Валерий Залотуха - Свечка. Том 2
А вот тот самый простой народ, благодаря которому российская власть искони существует, или, назовем его проще, обыватель, боится искренне и неподдельно, как маленький ребенок, который слышит произносимые речитативом кем-нибудь из старших товарищей слова считалки: «Вышел немец из тумана, вынул ножик из кармана: “Буду резать, буду бить…”» – как будто немец взаправду вышел и сейчас начнется, как ветхая старушка – божий одуванчик – боится выходить на улицу в темное время суток из страха быть изнасилованной, тогда как в молодости нисколько этого не боялась, как будто бедный беглый зэк для того бежал на волю, чтобы резать, бить и насиловать.
При этом обывательский страх не лишен и гражданского негодования в адрес власти: куда, мол, они там смотрят, может, сами все подстроили, но страха, общего нашего страха это, увы, не отменяет.
Боялись, боимся и будем бояться.
Но вы, наверное, удивитесь, узнав, что побега заключенных больше всего боятся сами заключенные…
Нет, поговорить, побазарить, побакланить на эту животрепещущую тему в кругу своих за кружечкой горячего чифирка зэки любят, и никогда не разлюбят, но вот бежать…

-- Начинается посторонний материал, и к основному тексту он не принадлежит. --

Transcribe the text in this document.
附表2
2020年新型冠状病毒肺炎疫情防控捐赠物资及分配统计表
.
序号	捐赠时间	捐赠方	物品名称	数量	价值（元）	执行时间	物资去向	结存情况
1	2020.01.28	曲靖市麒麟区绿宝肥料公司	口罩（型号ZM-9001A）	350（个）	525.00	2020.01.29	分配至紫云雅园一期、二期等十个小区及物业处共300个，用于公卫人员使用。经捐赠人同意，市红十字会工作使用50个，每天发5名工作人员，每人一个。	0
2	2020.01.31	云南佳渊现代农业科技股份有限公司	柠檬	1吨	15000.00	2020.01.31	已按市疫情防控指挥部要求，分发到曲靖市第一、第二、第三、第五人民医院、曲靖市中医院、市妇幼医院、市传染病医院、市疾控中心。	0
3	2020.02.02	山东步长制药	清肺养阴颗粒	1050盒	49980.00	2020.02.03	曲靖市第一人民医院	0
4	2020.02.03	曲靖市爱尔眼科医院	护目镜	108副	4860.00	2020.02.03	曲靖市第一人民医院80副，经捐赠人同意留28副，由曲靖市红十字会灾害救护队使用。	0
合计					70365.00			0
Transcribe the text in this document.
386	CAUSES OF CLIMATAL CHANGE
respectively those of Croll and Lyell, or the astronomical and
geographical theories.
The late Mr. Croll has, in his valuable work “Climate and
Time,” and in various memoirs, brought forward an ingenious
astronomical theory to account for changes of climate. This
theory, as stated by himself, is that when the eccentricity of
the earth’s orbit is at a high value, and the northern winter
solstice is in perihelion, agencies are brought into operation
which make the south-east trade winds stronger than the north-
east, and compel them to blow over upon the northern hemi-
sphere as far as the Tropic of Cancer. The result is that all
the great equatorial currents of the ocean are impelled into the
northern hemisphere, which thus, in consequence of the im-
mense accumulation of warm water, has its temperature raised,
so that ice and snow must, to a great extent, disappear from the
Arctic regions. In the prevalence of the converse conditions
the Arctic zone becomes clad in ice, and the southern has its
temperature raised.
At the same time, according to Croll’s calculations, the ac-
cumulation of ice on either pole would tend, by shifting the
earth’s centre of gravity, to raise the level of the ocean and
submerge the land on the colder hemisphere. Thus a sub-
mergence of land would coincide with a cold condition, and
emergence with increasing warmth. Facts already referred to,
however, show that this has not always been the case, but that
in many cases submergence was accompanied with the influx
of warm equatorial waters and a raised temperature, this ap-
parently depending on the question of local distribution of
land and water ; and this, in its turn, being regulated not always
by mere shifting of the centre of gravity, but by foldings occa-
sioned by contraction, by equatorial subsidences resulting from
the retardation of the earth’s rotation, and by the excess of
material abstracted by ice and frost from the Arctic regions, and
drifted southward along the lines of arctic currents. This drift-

В бытность твою в Бутырке случилась история, живо там обсуждавшаяся: вследствие недосмотра и головотяпства тюремной охраны заключенный оказался вне стен Бутырки – на свободе, или точней, на воле. Что-то с документами напутали, сказали дураку: «Иди», он и пошел…
Но совсем недалеко ушел и, постояв час с небольшим на запруженной деловитым столичным людом Новослободской улице, уняв дрожь в коленях, вспотев и озябнув одновременно, бедняга, он же счастливчик, одним словом – дурак, отвернулся от воли в сторону неволи и, постучав в маленькую железную крашенную зеленой краской дверь в стене, попросился обратно.
Тогда дверь была зеленая, не знаю, какая сейчас…
Но, если бы вы знали, сколько дыр и прорех видны оттуда, изнутри, во внешне недоступных, опутанных колючей проволокой стенах, как несовершенна, формальна и бессмысленна система охраны, вы бы обязательно задали себе резонный вопрос: «Почему не бегут?»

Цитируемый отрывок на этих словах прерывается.